Historic Background Of Tokyo
Oct 23,2007 00:00 by newsdesk

Tokyo started off as an insignificant little fishing village called Edo, lying in the Kanto plain, close to the mouth of the Sumida-gawa River. The location was an enviable one; the plain was a fertile and rich area, and between the 1300s and the 1700s, the village of Edo came to be occupied by various rulers. In 1457, the ruler Dokan Ota built the first castle on the site (the date is still considered the official 'founding’ of Tokyo), but it was during the reign of the powerful Shogun, Ieyasu of the Tokugawa Shogunate in 1600, that Tokyo actually became a power centre. By the end of that century, Tokyo had begun to grow- dominated by Ieyasu’s castle, but developing laterally too, with workshops, streets, bathhouses, theatres, even brothels, coming up.

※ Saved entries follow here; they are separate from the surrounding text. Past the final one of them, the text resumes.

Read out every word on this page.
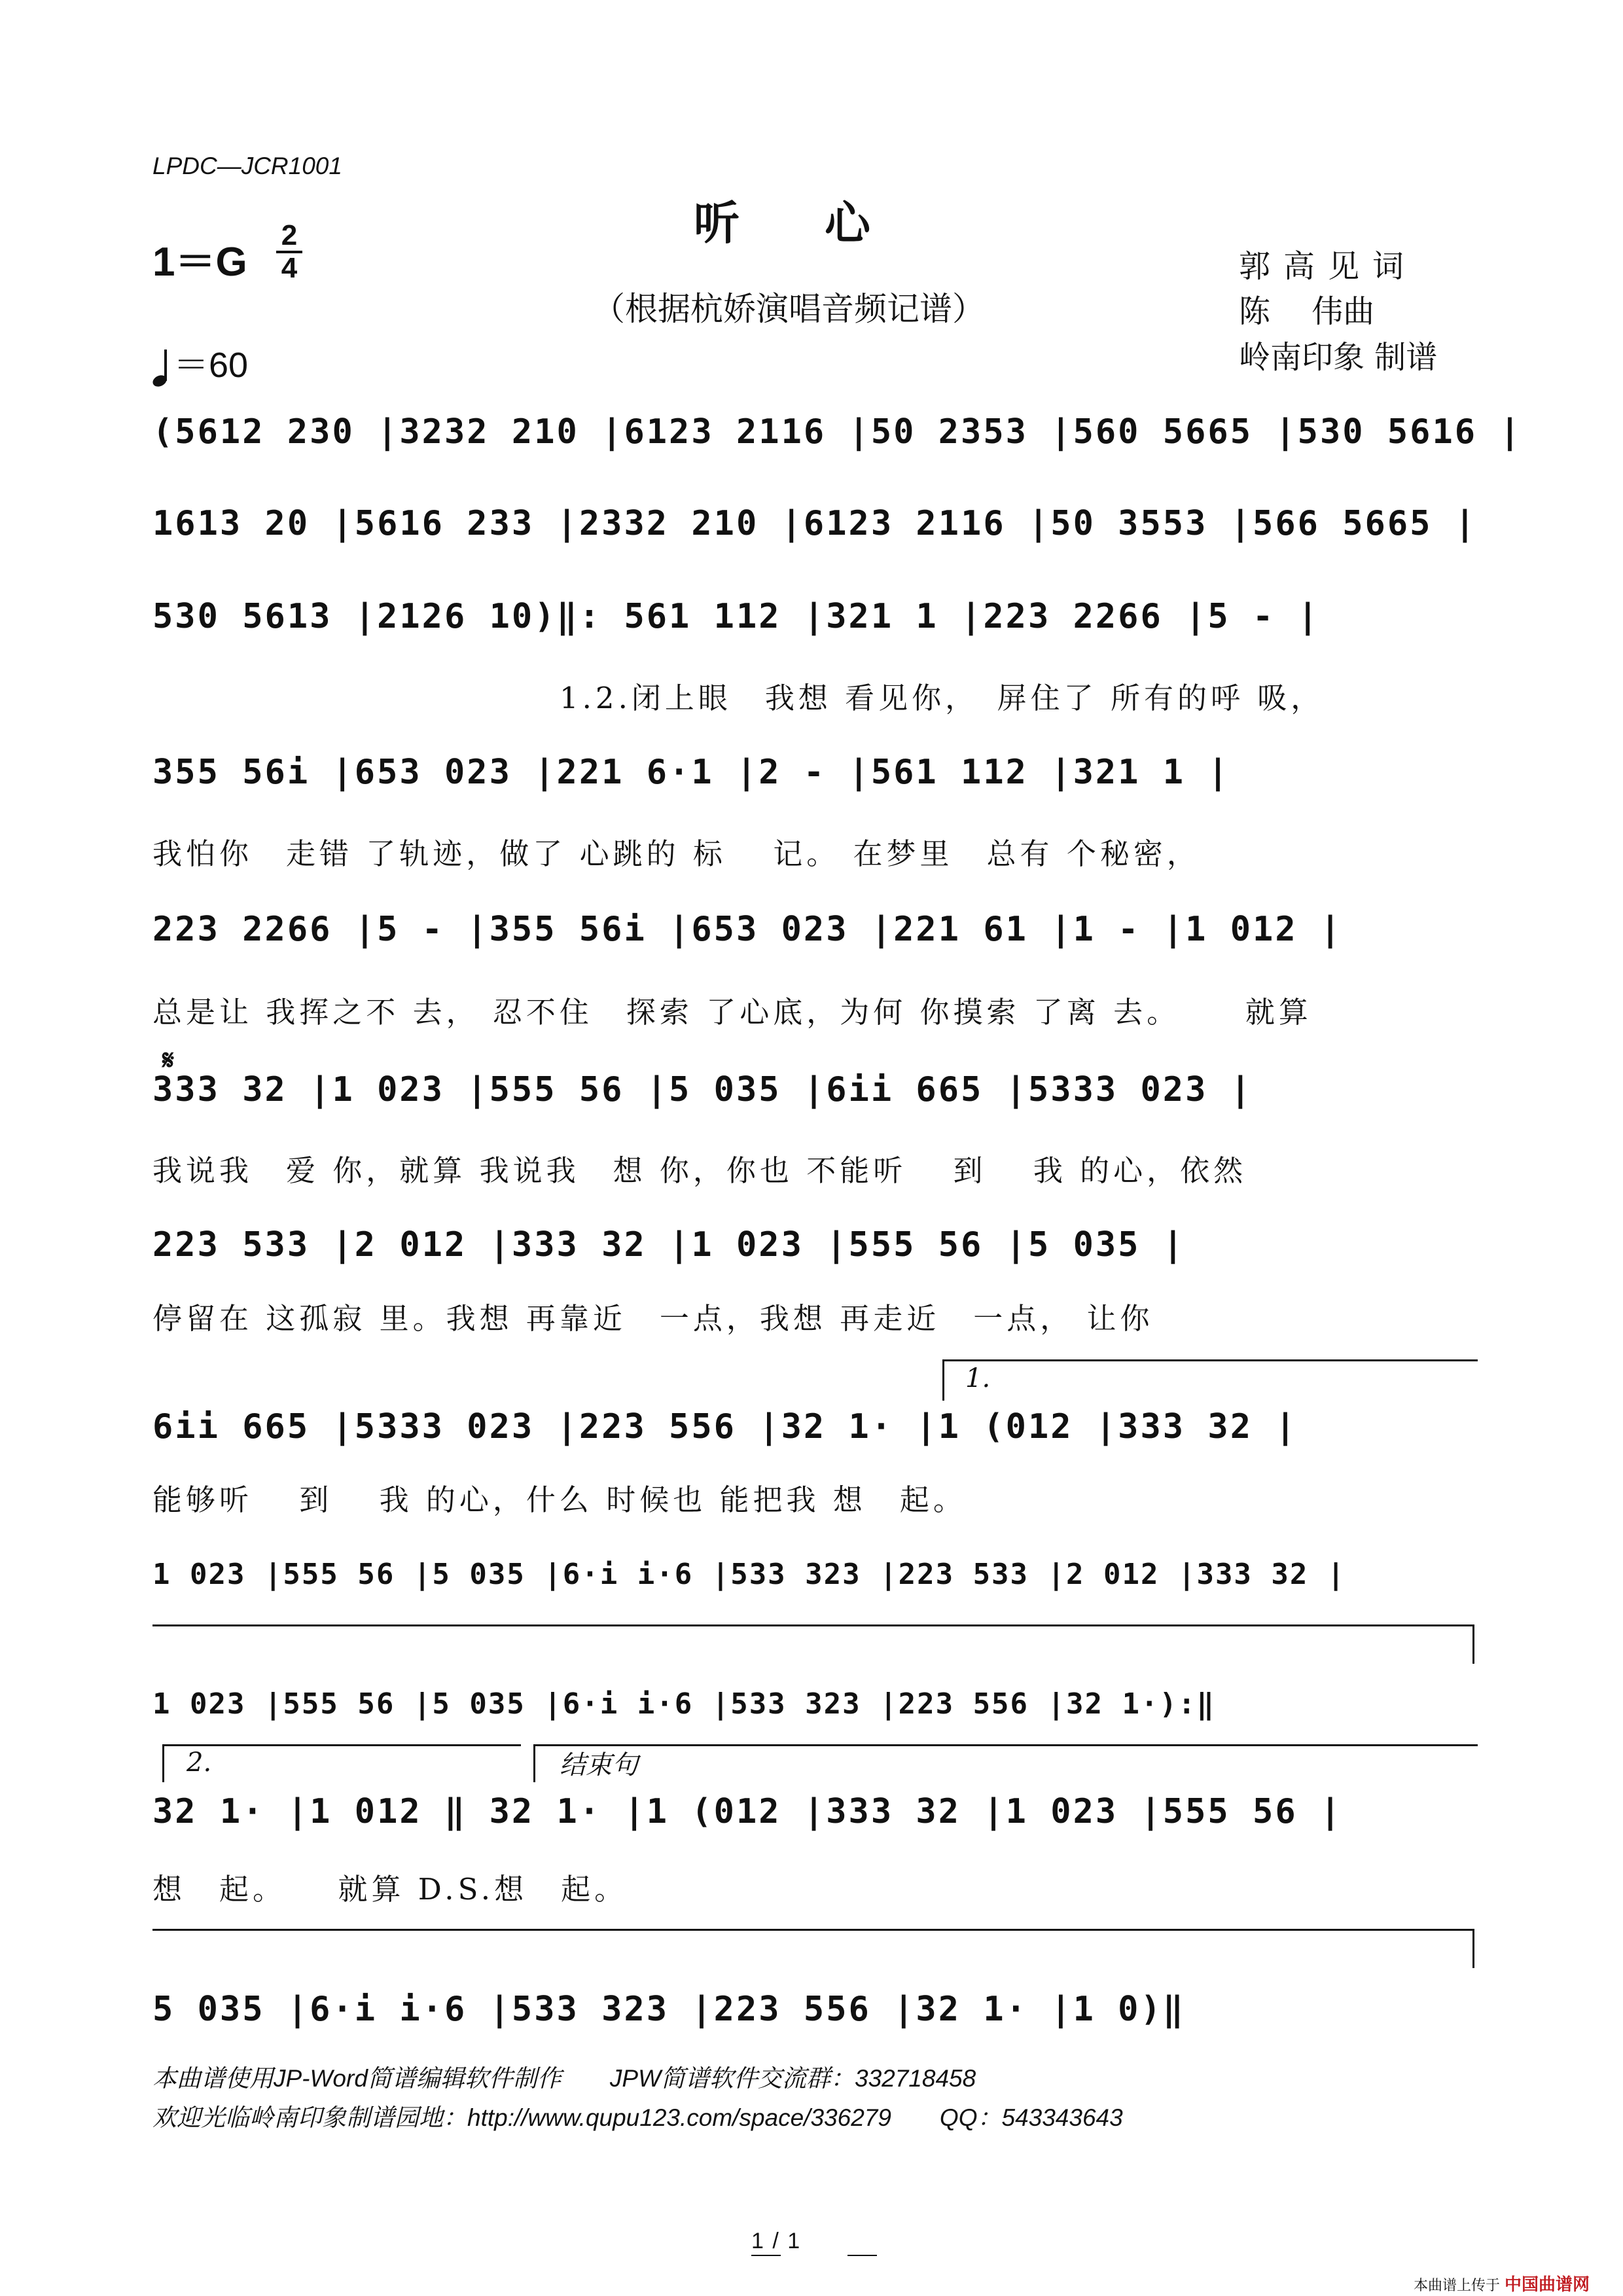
LPDC—JCR1001
听心
1＝G
2
4
（根据杭娇演唱音频记谱）
郭高见词
陈　 伟曲
岭南印象 制谱
＝60
(5612 230 |3232 210 |6123 2116 |50 2353 |560 5665 |530 5616 |
1613 20 |5616 233 |2332 210 |6123 2116 |50 3553 |566 5665 |
530 5613 |2126 10)‖: 561 112 |321 1 |223 2266 |5 - |
1.2.闭上眼　我想 看见你，　屏住了 所有的呼 吸，
355 56i |653 023 |221 6·1 |2 - |561 112 |321 1 |
我怕你　走错 了轨迹，做了 心跳的 标　 记。 在梦里　总有 个秘密，
223 2266 |5 - |355 56i |653 023 |221 61 |1 - |1 012 |
总是让 我挥之不 去， 忍不住　探索 了心底，为何 你摸索 了离 去。　　 就算
𝄋
333 32 |1 023 |555 56 |5 035 |6ii 665 |5333 023 |
我说我　爱 你，就算 我说我　想 你，你也 不能听　 到　 我 的心，依然
223 533 |2 012 |333 32 |1 023 |555 56 |5 035 |
停留在 这孤寂 里。我想 再靠近　一点，我想 再走近　一点， 让你
1.
6ii 665 |5333 023 |223 556 |32 1· |1 (012 |333 32 |
能够听　 到　 我 的心，什么 时候也 能把我 想　起。
1 023 |555 56 |5 035 |6·i i·6 |533 323 |223 533 |2 012 |333 32 |
1 023 |555 56 |5 035 |6·i i·6 |533 323 |223 556 |32 1·):‖
2.	结束句
32 1· |1 012 ‖ 32 1· |1 (012 |333 32 |1 023 |555 56 |
想　起。　　就算 D.S.想　起。
5 035 |6·i i·6 |533 323 |223 556 |32 1· |1 0)‖
本曲谱使用JP-Word简谱编辑软件制作　　JPW简谱软件交流群：332718458
欢迎光临岭南印象制谱园地：http://www.qupu123.com/space/336279　　QQ：543343643
1 / 1
本曲谱上传于 中国曲谱网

In 1867, with the Meiji Restoration, Tokyo received its present name, and continued to develop - now not as one city, but as a conglomerate of many cities, each a commercial, administrative and social centre in its own right.

Tokyo suffered badly in the bombings of the Second World War but once it started to recover, it again took the shape of a loose-knit union of separate villages and towns. Very big, very diverse, and a wee bit frightening for a stranger.